Ver Yuzu confusa e impaciente só deixa tudo melhor. Eu simplesmente não consigo não provocá-la depois de ver essa expressão maravilhosa em seu rosto corado. Continuar me contendo está me matando, mas a vontade de tirar as melhores expressões dela faz valer muito a pena.

- Melhor se apressar antes que eu perca o interesse.

- Mei, por favor... - Ela choraminga ainda tentando se livrar da gravata que a prendia.

- Desista Yuzu. Se tem algo que eu sei fazer muito bem, esse algo é dar um bom nó.

- Você vai me deixar presa aqui até eu falar ou o que? - A loira perguntou com um tom levemente desdenhoso.

- Se você não me obedecer eu vou te deixar presa até me dar vontade de te soltar.

- Você não faria Isso!

- Pague para ver! - A desafio séria.

- Mei... - Ela me olha com a cara mais pidona que eu já vi na vida - Me tire daqui e deixa eu te divertir, vai.

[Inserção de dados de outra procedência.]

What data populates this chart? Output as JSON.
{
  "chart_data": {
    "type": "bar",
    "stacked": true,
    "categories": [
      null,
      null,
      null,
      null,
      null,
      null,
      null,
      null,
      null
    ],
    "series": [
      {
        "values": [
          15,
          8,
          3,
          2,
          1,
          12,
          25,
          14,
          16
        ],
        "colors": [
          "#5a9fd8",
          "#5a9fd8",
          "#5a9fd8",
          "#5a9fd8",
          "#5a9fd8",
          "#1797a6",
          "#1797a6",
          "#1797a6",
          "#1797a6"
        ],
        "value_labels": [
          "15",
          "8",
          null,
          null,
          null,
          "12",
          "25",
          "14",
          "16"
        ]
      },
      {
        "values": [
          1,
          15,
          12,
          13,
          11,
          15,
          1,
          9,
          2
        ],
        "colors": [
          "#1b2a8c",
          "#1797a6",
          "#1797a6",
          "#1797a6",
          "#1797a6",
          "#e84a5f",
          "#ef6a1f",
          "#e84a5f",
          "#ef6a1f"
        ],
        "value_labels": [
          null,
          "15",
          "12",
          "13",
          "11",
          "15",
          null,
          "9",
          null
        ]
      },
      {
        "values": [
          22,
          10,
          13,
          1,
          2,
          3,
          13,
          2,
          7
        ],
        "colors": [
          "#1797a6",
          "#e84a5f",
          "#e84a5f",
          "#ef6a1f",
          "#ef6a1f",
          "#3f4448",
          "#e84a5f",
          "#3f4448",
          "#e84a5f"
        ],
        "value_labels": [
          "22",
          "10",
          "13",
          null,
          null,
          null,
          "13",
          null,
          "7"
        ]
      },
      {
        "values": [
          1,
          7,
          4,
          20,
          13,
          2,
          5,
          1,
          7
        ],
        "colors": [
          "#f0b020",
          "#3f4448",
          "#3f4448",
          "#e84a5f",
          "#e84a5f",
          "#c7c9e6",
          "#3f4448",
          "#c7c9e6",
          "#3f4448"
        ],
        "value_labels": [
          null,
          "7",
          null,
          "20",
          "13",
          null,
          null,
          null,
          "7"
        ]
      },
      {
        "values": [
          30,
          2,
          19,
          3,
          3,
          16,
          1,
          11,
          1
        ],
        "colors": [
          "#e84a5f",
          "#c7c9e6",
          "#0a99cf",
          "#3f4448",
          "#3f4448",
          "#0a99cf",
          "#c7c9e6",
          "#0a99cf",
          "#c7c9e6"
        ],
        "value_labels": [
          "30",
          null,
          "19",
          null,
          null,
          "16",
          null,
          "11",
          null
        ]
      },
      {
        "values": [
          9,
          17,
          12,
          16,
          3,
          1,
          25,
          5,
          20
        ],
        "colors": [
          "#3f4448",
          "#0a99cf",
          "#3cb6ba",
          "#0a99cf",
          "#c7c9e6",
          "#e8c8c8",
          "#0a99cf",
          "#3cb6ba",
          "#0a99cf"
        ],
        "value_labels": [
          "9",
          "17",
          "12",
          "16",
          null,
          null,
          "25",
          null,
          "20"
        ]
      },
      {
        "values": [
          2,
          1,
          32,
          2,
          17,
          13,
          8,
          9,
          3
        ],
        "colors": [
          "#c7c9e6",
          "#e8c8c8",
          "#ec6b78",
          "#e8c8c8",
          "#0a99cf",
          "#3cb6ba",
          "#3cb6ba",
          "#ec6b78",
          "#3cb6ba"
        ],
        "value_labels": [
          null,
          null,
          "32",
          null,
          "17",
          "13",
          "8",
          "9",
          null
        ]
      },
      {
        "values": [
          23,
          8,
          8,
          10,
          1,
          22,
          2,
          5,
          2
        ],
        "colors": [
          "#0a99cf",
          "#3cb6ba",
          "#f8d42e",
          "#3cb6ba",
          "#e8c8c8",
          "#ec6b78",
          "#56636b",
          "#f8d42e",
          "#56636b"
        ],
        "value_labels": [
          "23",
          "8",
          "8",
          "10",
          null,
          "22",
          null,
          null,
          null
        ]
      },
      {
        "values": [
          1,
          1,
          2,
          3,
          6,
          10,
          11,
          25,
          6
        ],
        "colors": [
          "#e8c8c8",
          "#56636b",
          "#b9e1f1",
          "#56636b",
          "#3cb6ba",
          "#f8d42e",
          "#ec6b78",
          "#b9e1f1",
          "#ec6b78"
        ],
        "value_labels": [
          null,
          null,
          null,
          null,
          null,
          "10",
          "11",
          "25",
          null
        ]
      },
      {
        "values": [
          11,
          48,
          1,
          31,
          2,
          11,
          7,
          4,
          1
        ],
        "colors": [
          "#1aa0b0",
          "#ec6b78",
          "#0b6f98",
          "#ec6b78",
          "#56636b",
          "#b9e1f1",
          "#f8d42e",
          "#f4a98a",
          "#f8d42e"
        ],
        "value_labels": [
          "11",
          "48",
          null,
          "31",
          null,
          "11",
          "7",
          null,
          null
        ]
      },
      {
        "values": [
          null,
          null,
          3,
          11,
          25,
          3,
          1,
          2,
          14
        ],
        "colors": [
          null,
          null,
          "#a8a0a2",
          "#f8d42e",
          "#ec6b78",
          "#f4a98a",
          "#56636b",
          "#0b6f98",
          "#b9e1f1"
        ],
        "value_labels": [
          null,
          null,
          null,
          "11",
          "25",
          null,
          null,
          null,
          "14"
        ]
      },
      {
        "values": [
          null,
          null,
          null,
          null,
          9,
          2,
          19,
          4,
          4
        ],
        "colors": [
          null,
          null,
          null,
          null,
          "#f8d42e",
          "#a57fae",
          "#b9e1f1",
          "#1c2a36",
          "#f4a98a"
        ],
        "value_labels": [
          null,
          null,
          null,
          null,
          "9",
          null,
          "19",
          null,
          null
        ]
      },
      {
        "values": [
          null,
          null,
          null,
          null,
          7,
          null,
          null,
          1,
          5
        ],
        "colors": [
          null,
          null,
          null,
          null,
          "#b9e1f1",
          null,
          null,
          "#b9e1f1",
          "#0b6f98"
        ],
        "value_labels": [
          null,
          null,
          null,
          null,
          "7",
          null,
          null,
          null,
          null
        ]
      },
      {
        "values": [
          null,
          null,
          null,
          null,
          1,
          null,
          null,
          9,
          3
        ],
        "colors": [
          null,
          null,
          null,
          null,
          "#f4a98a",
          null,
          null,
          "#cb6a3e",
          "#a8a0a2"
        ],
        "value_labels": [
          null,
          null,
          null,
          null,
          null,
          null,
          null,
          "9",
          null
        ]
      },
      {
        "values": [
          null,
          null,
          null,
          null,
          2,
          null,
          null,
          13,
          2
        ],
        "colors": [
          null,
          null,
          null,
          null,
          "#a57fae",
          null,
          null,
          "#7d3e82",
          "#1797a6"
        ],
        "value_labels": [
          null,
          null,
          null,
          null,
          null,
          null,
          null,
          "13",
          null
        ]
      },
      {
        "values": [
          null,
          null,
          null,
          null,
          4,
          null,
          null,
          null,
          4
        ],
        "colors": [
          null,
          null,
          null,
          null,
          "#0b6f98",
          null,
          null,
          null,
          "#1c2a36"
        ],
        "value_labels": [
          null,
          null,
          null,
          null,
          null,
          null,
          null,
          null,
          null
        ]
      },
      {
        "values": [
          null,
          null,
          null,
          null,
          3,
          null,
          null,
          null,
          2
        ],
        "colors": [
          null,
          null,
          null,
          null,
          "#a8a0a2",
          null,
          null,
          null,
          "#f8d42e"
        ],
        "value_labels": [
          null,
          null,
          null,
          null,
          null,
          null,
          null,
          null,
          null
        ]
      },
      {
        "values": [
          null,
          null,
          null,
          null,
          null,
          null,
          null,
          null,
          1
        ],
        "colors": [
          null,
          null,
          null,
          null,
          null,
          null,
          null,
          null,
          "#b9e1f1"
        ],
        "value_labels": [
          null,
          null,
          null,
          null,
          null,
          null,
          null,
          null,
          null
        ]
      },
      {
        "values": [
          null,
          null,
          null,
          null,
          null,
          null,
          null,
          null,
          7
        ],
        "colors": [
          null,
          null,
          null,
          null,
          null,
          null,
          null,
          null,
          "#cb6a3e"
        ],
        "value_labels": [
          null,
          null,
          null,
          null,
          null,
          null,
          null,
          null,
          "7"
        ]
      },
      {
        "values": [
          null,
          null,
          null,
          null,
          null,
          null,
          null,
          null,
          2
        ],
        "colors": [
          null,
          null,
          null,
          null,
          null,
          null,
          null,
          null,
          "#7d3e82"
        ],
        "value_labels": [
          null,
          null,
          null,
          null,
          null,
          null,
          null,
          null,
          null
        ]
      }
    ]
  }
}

Não pude evitar sorrir com sua mudança repentina de tom de voz. Seu tom manhoso quase me derretia, mas agora não era hora para cair na lábia de Yuzu.

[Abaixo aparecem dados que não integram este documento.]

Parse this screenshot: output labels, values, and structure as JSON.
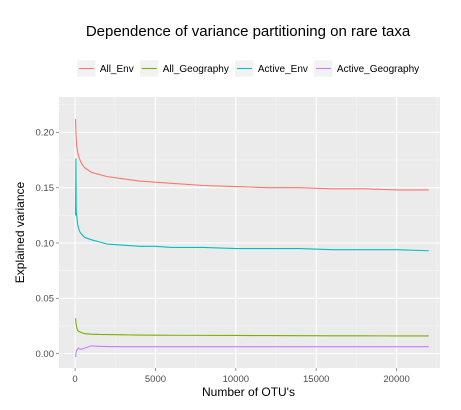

Me levantei da mesa e peguei uma régua que havia ali, passando a ponta fria e metalizada no corpo da loira com sutileza. Continuei quando obtive a reação que eu esperava.

Yuzu se movia sem parar e fechava os olhos com força toda vez que a régua ia deslizando cada vez mais pelo seu corpo macio, o que só me incentivava a continuar.

Desci a régua até a linha final de sua barriga, onde finalmente Yuzu se contorceu e mordeu o lábio. Suas ações me fizeram retirar a régua, mas muito satisfeita, admito.

- Estou começando a achar que você é mesmo incapaz de me convencer a continuar. É uma pena...

- Droga Mei, só me foda pelo amor de Deus! Era isso que você queria ouvir?! Eu imploraria de joelhos se pudesse, eu juro! Só por favor não me deixe esperando!

Não respondi ao seu pedido, mas minhas ações falaram por si só no final das contas.

Caminhei até Yuzu, coloquei um dos meus joelhos entre suas pernas enquanto o outro apoiava meu peso acima da mesma e a beijei novamente, agora já forçando a língua nos seus lábios e finalmente criando a dança erótica mais perfeitamente sincronizada que já vi na vida quando Yuzu abriu passagem para mim.

Senti que já havia provocado-a demais no começo, então depois de brincar um pouco com suas orelhas e pernas finalmente decidi permitir que minha mão passeasse pelo tecido de seda que era a calcinha de Yuzu.

- Posso? - Perguntei olhando nos olhos esmeralda agora escuros e luxuriosos da loira com atenção.

- Deve - Ela gruniu mordendo o lábio inferior. Afastei o tecido e tateei por entre a entrada de Yuzu a fim de provocá-la só um pouco mais. Em repreensão recebi um olhar desagradável misturado com a expressão levemente excitante em seu rosto. Não tinha certeza se me sentia pressionada ou satisfeita com isso, mas optei por ignorar esses pensamentos levianos que me rondavam agora e direcionar toda a minha atenção para a linda mulher à minha frente que necessitava quase que desesperadamente dos meus toques.

- Yuzu... - Murmurei próxima do seu rosto antes de colocar meus dedos onde ela mais queria.

Não demorei a ouvir seu suspiro longo no meu ouvido, seguido de um puxão de seus braços presos e um gemido rouco quando passei a movimentar os dedos sem muita pressa dentro da abertura da loira.